Are we a church where anything goes? Anything but!
In closing let me say that we face huge and ongoing challenges in being the inclusive, generous and courageous church we are called to be. To be Uniting for the Common good, we have to be united in ourselves- not beating each other up, but holding together in a unity that is stronger than the sum of its parts. We are a people together on the way, centred in Christ, and praying that the Holy Spirit will correct us when we err and constantly renew our life.

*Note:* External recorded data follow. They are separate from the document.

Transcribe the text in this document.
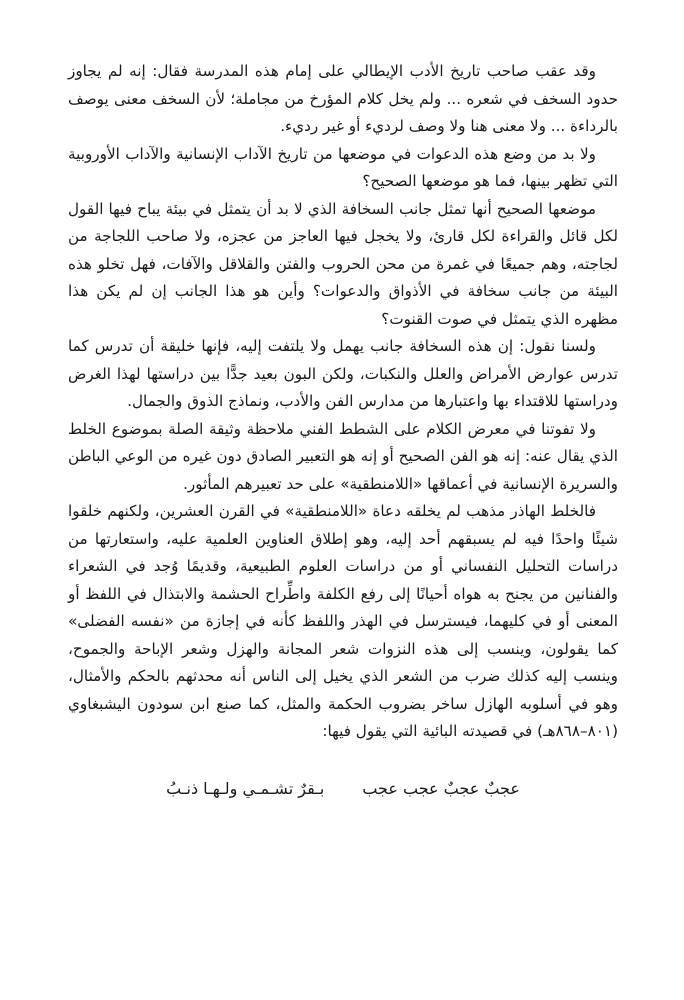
وقد عقب صاحب تاريخ الأدب الإيطالي على إمام هذه المدرسة فقال: إنه لم يجاوز حدود السخف في شعره ... ولم يخل كلام المؤرخ من مجاملة؛ لأن السخف معنى يوصف بالرداءة ... ولا معنى هنا ولا وصف لرديء أو غير رديء.

ولا بد من وضع هذه الدعوات في موضعها من تاريخ الآداب الإنسانية والآداب الأوروبية التي تظهر بينها، فما هو موضعها الصحيح؟

موضعها الصحيح أنها تمثل جانب السخافة الذي لا بد أن يتمثل في بيئة يباح فيها القول لكل قائل والقراءة لكل قارئ، ولا يخجل فيها العاجز من عجزه، ولا صاحب اللجاجة من لجاجته، وهم جميعًا في غمرة من محن الحروب والفتن والقلاقل والآفات، فهل تخلو هذه البيئة من جانب سخافة في الأذواق والدعوات؟ وأين هو هذا الجانب إن لم يكن هذا مظهره الذي يتمثل في صوت القنوت؟

ولسنا نقول: إن هذه السخافة جانب يهمل ولا يلتفت إليه، فإنها خليقة أن تدرس كما تدرس عوارض الأمراض والعلل والنكبات، ولكن البون بعيد جدًّا بين دراستها لهذا الغرض ودراستها للاقتداء بها واعتبارها من مدارس الفن والأدب، ونماذج الذوق والجمال.

ولا تفوتنا في معرض الكلام على الشطط الفني ملاحظة وثيقة الصلة بموضوع الخلط الذي يقال عنه: إنه هو الفن الصحيح أو إنه هو التعبير الصادق دون غيره من الوعي الباطن والسريرة الإنسانية في أعماقها «اللامنطقية» على حد تعبيرهم المأثور.

فالخلط الهاذر مذهب لم يخلقه دعاة «اللامنطقية» في القرن العشرين، ولكنهم خلقوا شيئًا واحدًا فيه لم يسبقهم أحد إليه، وهو إطلاق العناوين العلمية عليه، واستعارتها من دراسات التحليل النفساني أو من دراسات العلوم الطبيعية، وقديمًا وُجد في الشعراء والفنانين من يجنح به هواه أحيانًا إلى رفع الكلفة واطِّراح الحشمة والابتذال في اللفظ أو المعنى أو في كليهما، فيسترسل في الهذر واللفظ كأنه في إجازة من «نفسه الفضلى» كما يقولون، وينسب إلى هذه النزوات شعر المجانة والهزل وشعر الإباحة والجموح، وينسب إليه كذلك ضرب من الشعر الذي يخيل إلى الناس أنه محدثهم بالحكم والأمثال، وهو في أسلوبه الهازل ساخر بضروب الحكمة والمثل، كما صنع ابن سودون اليشبغاوي (٨٠١–٨٦٨هـ) في قصيدته البائية التي يقول فيها:

عجبٌ عجبٌ عجب عجب
بـقرٌ تشـمـي ولـهـا ذنـبُ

I therefore call you now to embrace the way of Jesus as you have never embraced him before. If the Spirit of God has caused something in this celebration to strike a chord in you, take that cord and bind yourself to God anew, or maybe for the first time. I call you, sister and brothers, to shatter any dividing walls and embrace one another, finding ways to resolve arguments and heal differences, so fulfilling the vision of St Paul, that we are all one in Jesus Christ. If you can, do something about it before you go home today. Or, if not, think and pray about at least one step you can take to be in closer unity with others in this body of Christ and in his wider fellowship. Thus united, go and bear witness to the inclusive, expansive and generous Spirit of Jesus, in whose name and for whose sake we are truly one.